The flaming rhetoric used by Taiwan President Ma Ying-jeou in discussing the incident received mixed reaction. A segment cheered on that it's time to assert Taiwan's border rights, while some said that the demands were merely a political stunt because the Taiwanese president has falling popularity rating. On the other hand, the seeming inaction by Philippine President Benigno Aquino Jr. was attributed to his busy schedule campaigning for allies in the freshly concluded Philippine mid-term elections.

The three day deadline lapsed, which was hardly enough for a full-blown investigation. Rejecting the apology conveyed by the Philippine envoy as not sincere enough, Taiwan froze the hiring of prospective OFWs and sent back Manila's top consul. A second wave of sanctions ensued, including a red alert advisory for travel to the Philippines, suspension of economic and cultural exchanges, and navy drills near Taiwan-Philippine borders. This despite some $6.7 billion in trade deficit between the two country in favor of Taiwan.

Two-way street

Filipinos abroad and at home took to the Internet to protest. Some were angry at the Philippine government for being incompetent in dealing with the crisis. Some congratulated the Aquino administration for taking a stand against perceived intrusions to Philippine seas. But mostly, people were worried for the safety of OFWs based in Taiwan. We ourselves had relatives and friends calling or messaging to ask if we're OK.

Freeze hiring of Filipino workers was the knee-jerk reaction from the Taiwan government. It seems that as a receiving host, it forgets that labor migration is a two-way street. Taiwan with its zero percent population growth needs workers from other countries to man its many factories and to care for its aging population. Aside from having a reputation for being hard working, Filipinos possess basic English skills that enable them to figure out labels in complex machinery - a task that other counterparts in Southeast Asia couldn't master so well. Some observers claimed that the tech industry in Taiwan will suffer from the exodus of Philippine labor.

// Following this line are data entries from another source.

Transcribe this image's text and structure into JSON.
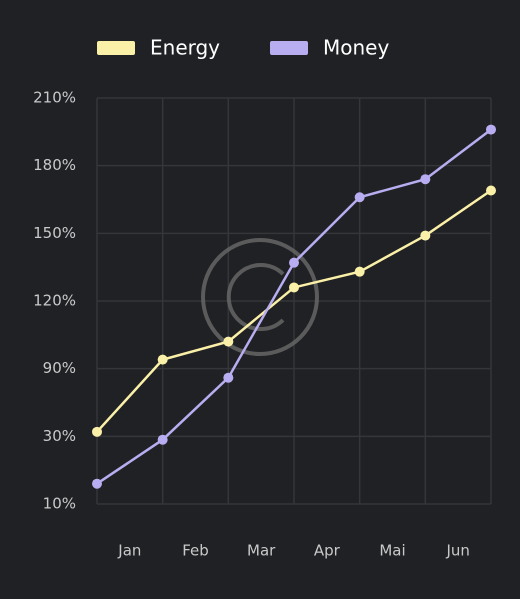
{
  "chart_data": {
    "type": "line",
    "categories": [
      "Jan",
      "Feb",
      "Mar",
      "Apr",
      "Mai",
      "Jun",
      null
    ],
    "series": [
      {
        "name": "Energy",
        "color": "#fbf0a8",
        "values": [
          34,
          94,
          102,
          126,
          133,
          149,
          169
        ]
      },
      {
        "name": "Money",
        "color": "#b8adf0",
        "values": [
          16,
          29,
          82,
          137,
          166,
          174,
          196
        ]
      }
    ],
    "ylim": [
      10,
      210
    ],
    "yticks": [
      {
        "value": 10,
        "label": "10%"
      },
      {
        "value": 30,
        "label": "30%"
      },
      {
        "value": 90,
        "label": "90%"
      },
      {
        "value": 120,
        "label": "120%"
      },
      {
        "value": 150,
        "label": "150%"
      },
      {
        "value": 180,
        "label": "180%"
      },
      {
        "value": 210,
        "label": "210%"
      }
    ],
    "grid": true,
    "legend": "top"
  }
}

Sooner or later, the diplomatic row will probably be resolved and dialogue between the governments will resume. What's unacceptable though is the abuse of overseas Filipino workers. Violence against migrant workers - both physical and emotional - must be condemned. The threat of financial instability faced by those whose contracts are just about to expire and those who are yet to be deployed is also damage already done.

But for my wife and I, the issue is much more than employment contracts. Our first daughter was born in Taiwan three months ago. If we stayed long enough to see her grow up and probably study here, we fear that our daughter will be labeled as an unwanted foreigner - among our other worries as migrant workers in another land. This is not to say that our problem is bigger than the hopes anchored by prospective OFWs (especially those who've paid agency fees) to a job in Taiwan. For us, the issue just got closer to home.